Ma da Napoli potrebbe essere cambiato qualcosa. Pioli, come già detto, l’ha vinta giocando sull’aggressività ed i tempi di inserimento dei centrocampisti centrali, in particolare di Kessie e Bennacer schierati come intermedi. Ha schermato bene la difesa con Tonali in versione metronomo e diventando letale con giocate e sovrapposizioni sugli esterni.

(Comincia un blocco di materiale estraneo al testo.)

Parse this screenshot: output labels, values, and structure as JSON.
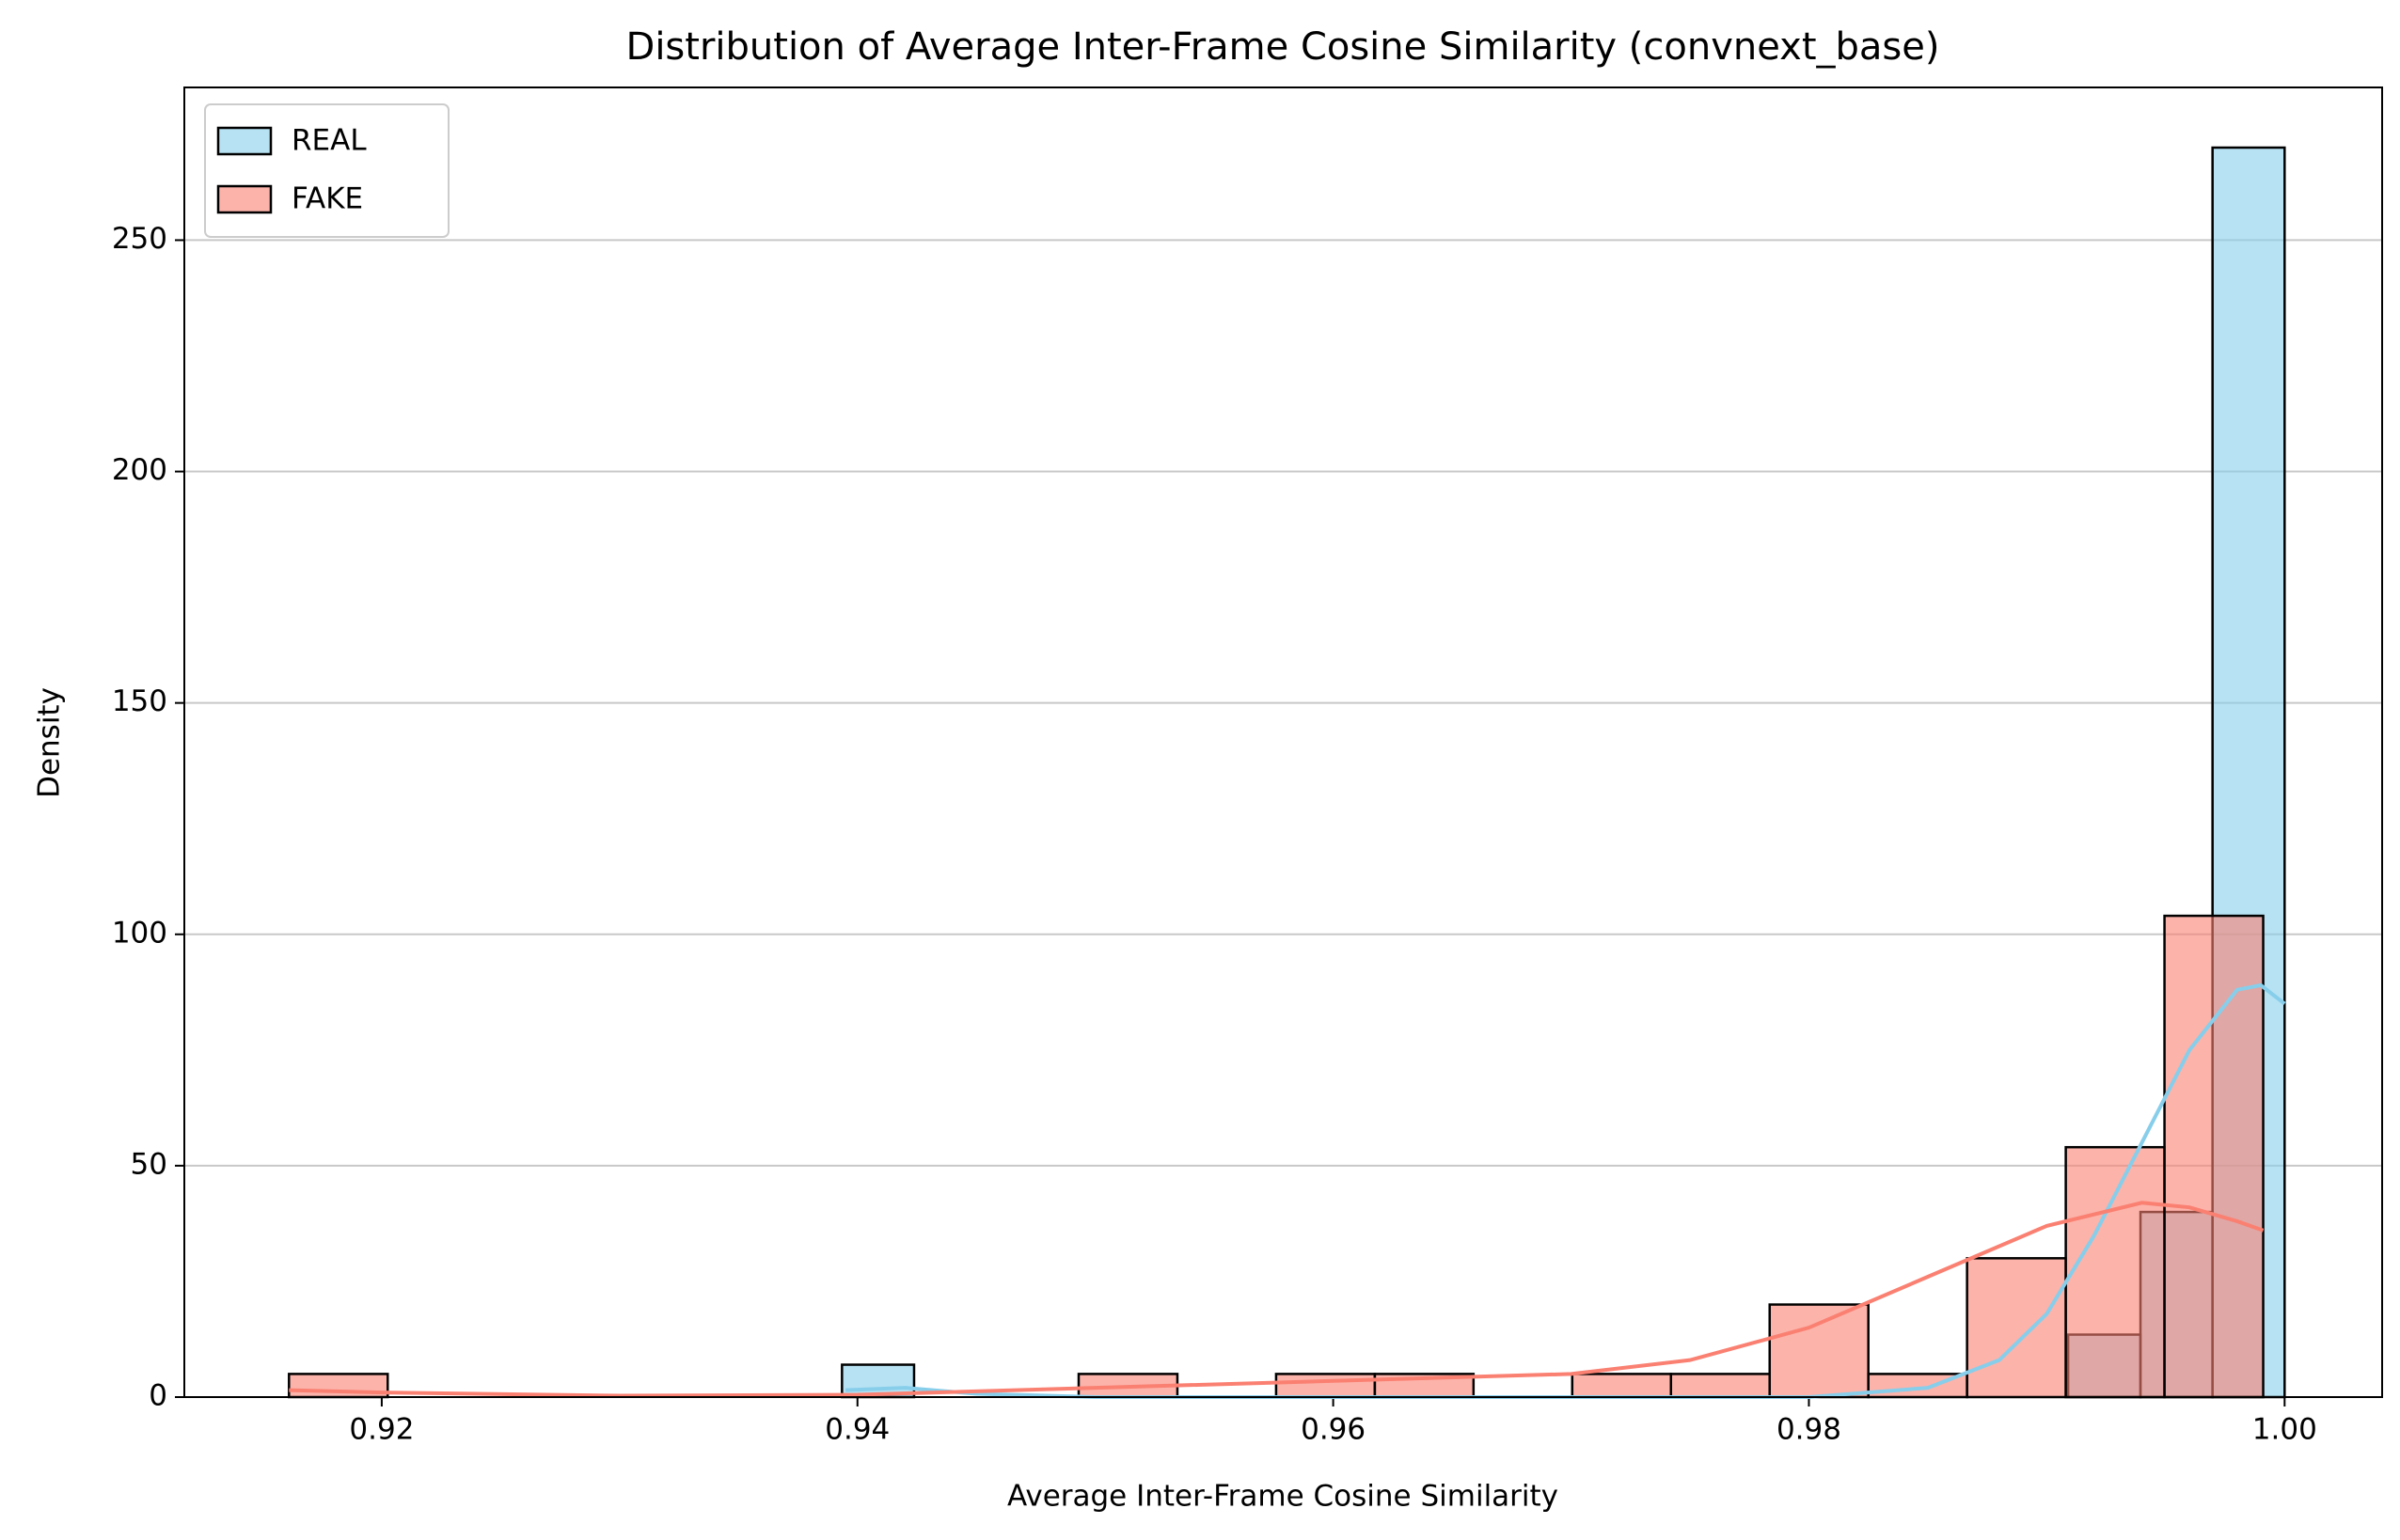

Se dovesse essere confermata la bontà del 4-1-4-1, cambierebbero le priorità sul mercato estivo 2022. Il Milan andrebbe sicuramente su un difensore centrale (Botman primo della lista) per rimpiazzare il possibile addio di Romagnoli. Ma a centrocampo le cose cambierebbero.

Caccia non più a trequartisti o uomini di fantasia, bensì a mezzali in grado di inserirsi senza palla e aggredire i primi portatori di palla avversari. Il nome di Renato Sanches resta caldo, visto che il portoghese sa fare tutto, ma a Pioli farebbero più comodo calciatori come Tommaso Pobega, un mediano che sa diventare letale anche in zona conclusiva.

Il vero investimento verrebbe fatto però sulle corsie laterali offensive. Con questo nuovo schema Pioli prediligerà esterni che sappiano giocare a piede invertito ed accentrarsi per scatenare la propria qualità. Non più Saelemaekers o Florensi nel ruolo di ala destra, bensì serve un calciatore come Domenico Berardi, il prototipo dell’esterno d’attacco mancino che parte da destra per diventare letale in zona tiro.

Pioli potrebbe impostare così il suo nuovo Milan. Ma ovviamente si aspetta che Maldini e Massara agiscano con oculatezza sul mercato, per avere i rinforzi idonei al modulo visto già a Napoli.